- Born: November 1, 1896 Bridesburg, Pennsylvania, U.S.
- Died: December 18, 1971 (aged 75) New Haven, Connecticut, U.S.
- Other names: Chinese: 傅师德, 欧内斯特·福斯特
- Education: Princeton University (1917)
- Occupations: Episcopal missionary, pastor
- Known for: Secretary-General, International Red Cross Committee of Nanking (1937–1938) and Secretary, Nanking International Relief Committee (1938–1939) during the Nanjing Massacre
- Spouse: Clarissa Townsend (m. 1936)

Religious life
- Religion: Episcopal
- Church: St. Paul's Church, Nanjing, Christ Episcopal Church, Smithfield

= Ernest Forster =

American Christian missionary to China (1896–1971)

Ernest Herman Forster (November 1, 1896 – December 18, 1971, 傅师德, 欧内斯特·福斯特), was an American Episcopal missionary. He held the position of secretary-general of the International Red Cross Committee of Nanking during the Nanjing Massacre.

== Biography ==
Ernest Forster, born in Bridesburg, Pennsylvania in 1895, graduated from Princeton University in 1917. He served as an assistant at St. Paul's School in Baltimore for two years before being dispatched by the Episcopal Church to China as a missionary in 1920, where he taught at Mahan School in Yangzhou. In 1936, he wed Clarissa Townsend in Boston, after which the couple returned to Yangzhou.
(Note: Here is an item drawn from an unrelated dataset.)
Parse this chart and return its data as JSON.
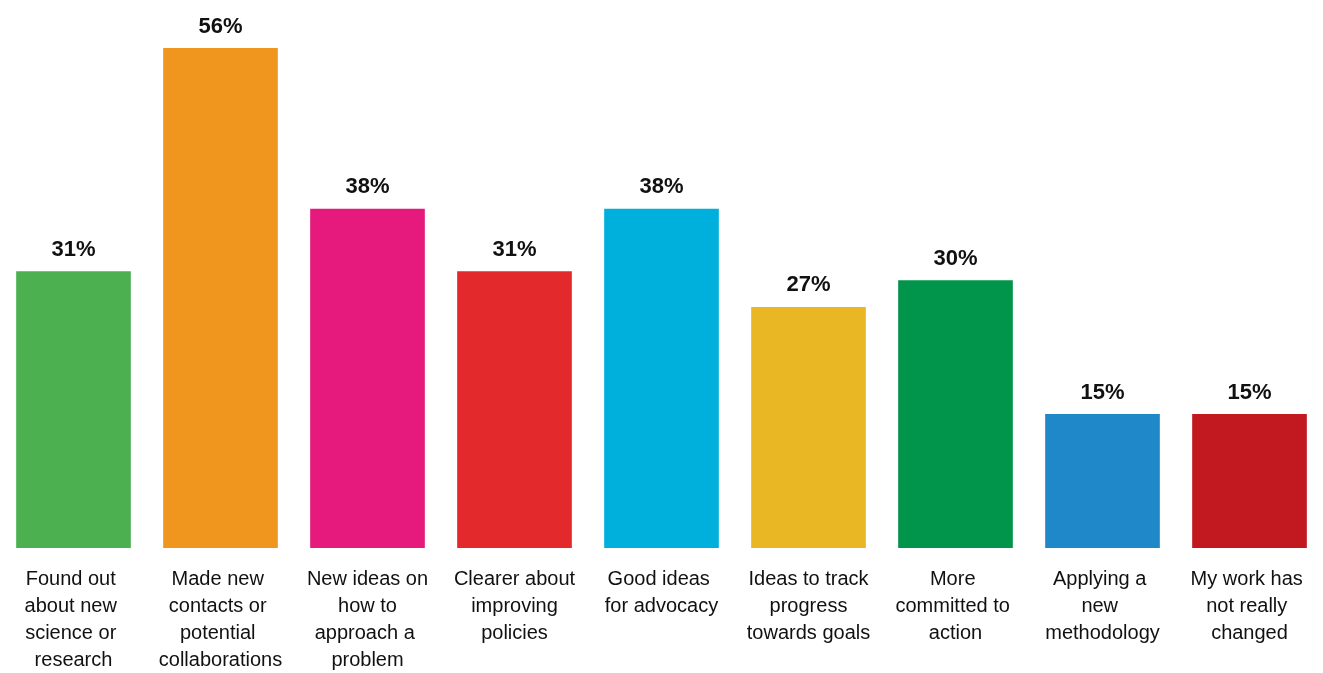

A month prior to the Nanjing Massacre, Ernest and Clarissa Forster arrived in Nanjing to assume the roles of pastors at St. Paul's Church, Nanjing. Clarissa subsequently journeyed to Hankou at the end of November, reaching Shanghai via Hong Kong in mid-January of the subsequent year. Ernest Forster, alongside John Gillespie Magee, held the position of Secretary General of the Nanjing Committee of the International Red Cross. In July 1938, Ernest Forster succeeded Lewis S. C. Smythe as Secretary of the Nanking International Relief Committee, and in April 1939, he departed from Nanjing.

In 1942, Forster returned to the United States along with 13 other missionaries under terms arranged by the Japanese occupying forces in Shanghai. Upon returning, he worked as a chaplain at Virginia Episcopal School in Lynchburg, Virginia, and as priest at Christ Episcopal Church, Smithfield.

Following a stroke in 1971, Forster died at home in New Haven, Connecticut, on December 18, 1971.